GK dikenal sebagai tokoh yang selalu ada dalam lingkaran kekuasaan Soeharto. Kesetiaan dan kepatuhannya pada pimpinan Orde Baru dan kebijaksanaan politik maupun ekonominya tidak diragukan. Karena itu, sikapnya pada ujung masa Orde Baru itu tidak terduga. Dalam forum peluncuran bukunya, dia menyatakan, “Loyalitas jangan mengorbankan kepentingan yang lebih besar.“ Sebuah pernyataan yang mencoba menjelaskannya.


Bagi GK, kalimat sederhana itu tentunya mengandung beban berat secara batiniah, baik bagi masa lalu yang ditinggalkannya maupun masa depan yang belum menentu. Namun, itulah bagian dari tuntutan transformasi. Sebab sikap politik yang maju-mundur, seperti tari Poco-Poco (meminjam istilah Christianto Wibisono) hanya akan menambah keruwetan; sementara faktanya sistem sosial politik waktu itu dirasakan oleh sebagian orang tidak lagi sesuai dengan tuntutan zaman yang meyakini asas demokrasi sebagai ciri masyarakat modern.

Bahwa persoalannya amat kontroversial sampai sekarang bisa kita mengerti mengingat suatu pemerintahan selalu memiliki sisi pahit maupun manisnya. Maka, tiap diskusi mengenai hal itu masih saja membangkitkan sikap emosional; lebih-lebih sekarang, ketika reformasi belum menemukan pijakan yang mantap dan belum menimbulkan rasa nyaman bagi seluruh rakyat. Tuntutan perubahan terus bergulir, sedangkan konsep perubahannya masih perlu perumusan dan sosialisasi.

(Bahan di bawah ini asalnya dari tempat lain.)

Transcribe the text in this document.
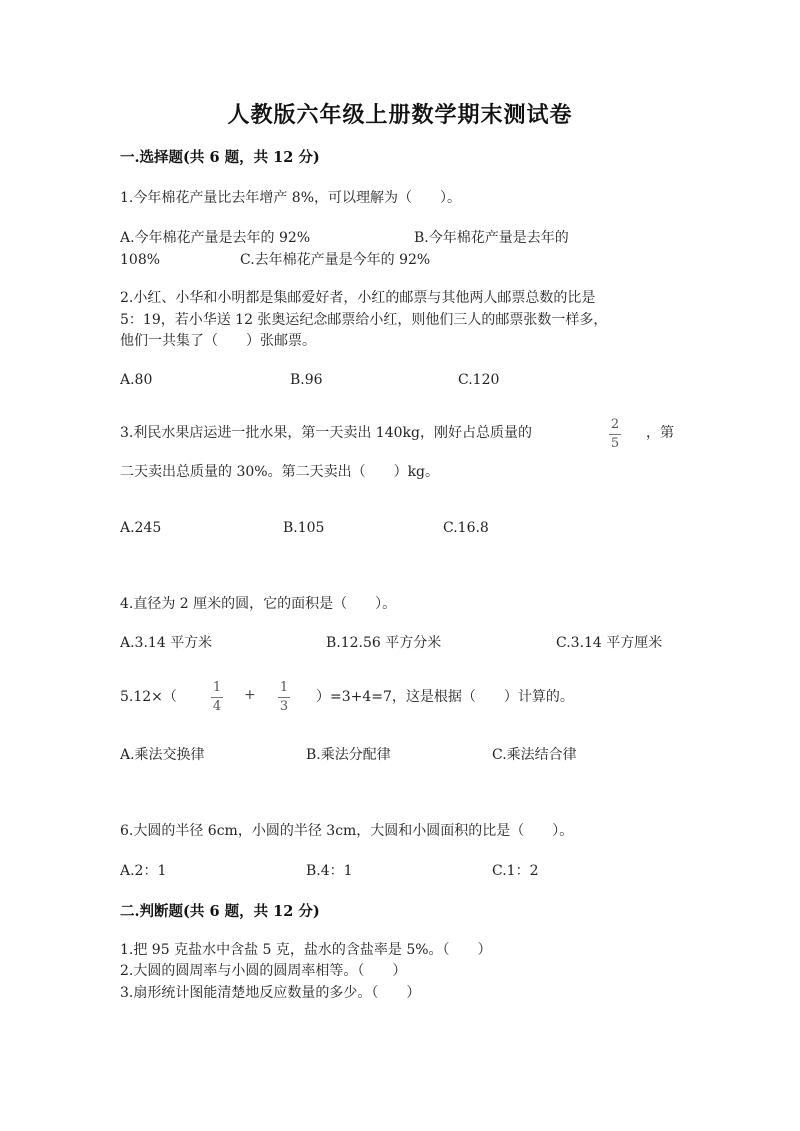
人教版六年级上册数学期末测试卷
一.选择题(共 6 题，共 12 分)
1.今年棉花产量比去年增产 8%，可以理解为（　　）。
A.今年棉花产量是去年的 92%	B.今年棉花产量是去年的
108%	C.去年棉花产量是今年的 92%
2.小红、小华和小明都是集邮爱好者，小红的邮票与其他两人邮票总数的比是
5：19，若小华送 12 张奥运纪念邮票给小红，则他们三人的邮票张数一样多，
他们一共集了（　　）张邮票。
A.80	B.96	C.120
3.利民水果店运进一批水果，第一天卖出 140kg，刚好占总质量的
2
5
，第
二天卖出总质量的 30%。第二天卖出（　　）kg。
A.245	B.105	C.16.8
4.直径为 2 厘米的圆，它的面积是（　　）。
A.3.14 平方米	B.12.56 平方分米	C.3.14 平方厘米
5.12×（
1
4
+ 1
3
）=3+4=7，这是根据（　　）计算的。
A.乘法交换律	B.乘法分配律	C.乘法结合律
6.大圆的半径 6cm，小圆的半径 3cm，大圆和小圆面积的比是（　　）。
A.2：1	B.4：1	C.1：2
二.判断题(共 6 题，共 12 分)
1.把 95 克盐水中含盐 5 克，盐水的含盐率是 5%。（　　）
2.大圆的圆周率与小圆的圆周率相等。（　　）
3.扇形统计图能清楚地反应数量的多少。（　　）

Membangun masyarakat modern
Apa sebenarnya batasan untuk konsep masyarakat modern? Alex Inkeles (1920-2010), profesor sosiologi, selama hampir seperempat abad di Universitas Harvard dan diakui kepeloporannya dalam pemikiran tentang modernisasi, pernah menyatakan bahwa mengusahakan tercapainya taraf penghidupan yang layak bagi segenap rakyat merupakan tujuan pokok pembangunan ekonomi. Namun, kemajuan bangsa tidak bisa diukur hanya dari GNP (gross national product) per kapita rakyatnya semata.

Pembangunan juga mencakup ide mendewasakan kehidupan politik, seperti tecermin dalam proses pemerintahan yang stabil dan tertib, yang berlandaskan kemauan rakyat banyak. Juga menyangkut pendidikan yang menyeluruh bagi rakyat, pengembangan seni budaya, sarana komunikasi dan penyuburan segala bentuk rekreasi. Artinya, ide pembangunan demokrasi mensyaratkan perubahan pada sikap dan perilaku manusia, suatu transformasi yang disebut modernisasi.

Yang kita alami sekarang, kita kelihatan sering kebingungan dalam menanggapi modernisasi, termasuk dalam usaha pembangunannya. Masalahnya, pertama-tama kita harus mengubah pikiran dan perasaan yang telah kita kenal puluhan tahun; atau bahkan ratusan tahun yang dikenal nenek moyang kita. Selain itu, bersikap modern sering ditafsirkan sebagai bersikap Barat karena banyak konsep modern dipelopori oleh bangsa-bangsa Barat. Banyak yang dianggap tidak sesuai dengan budaya serta keyakinan agama sebagian besar masyarakat kita.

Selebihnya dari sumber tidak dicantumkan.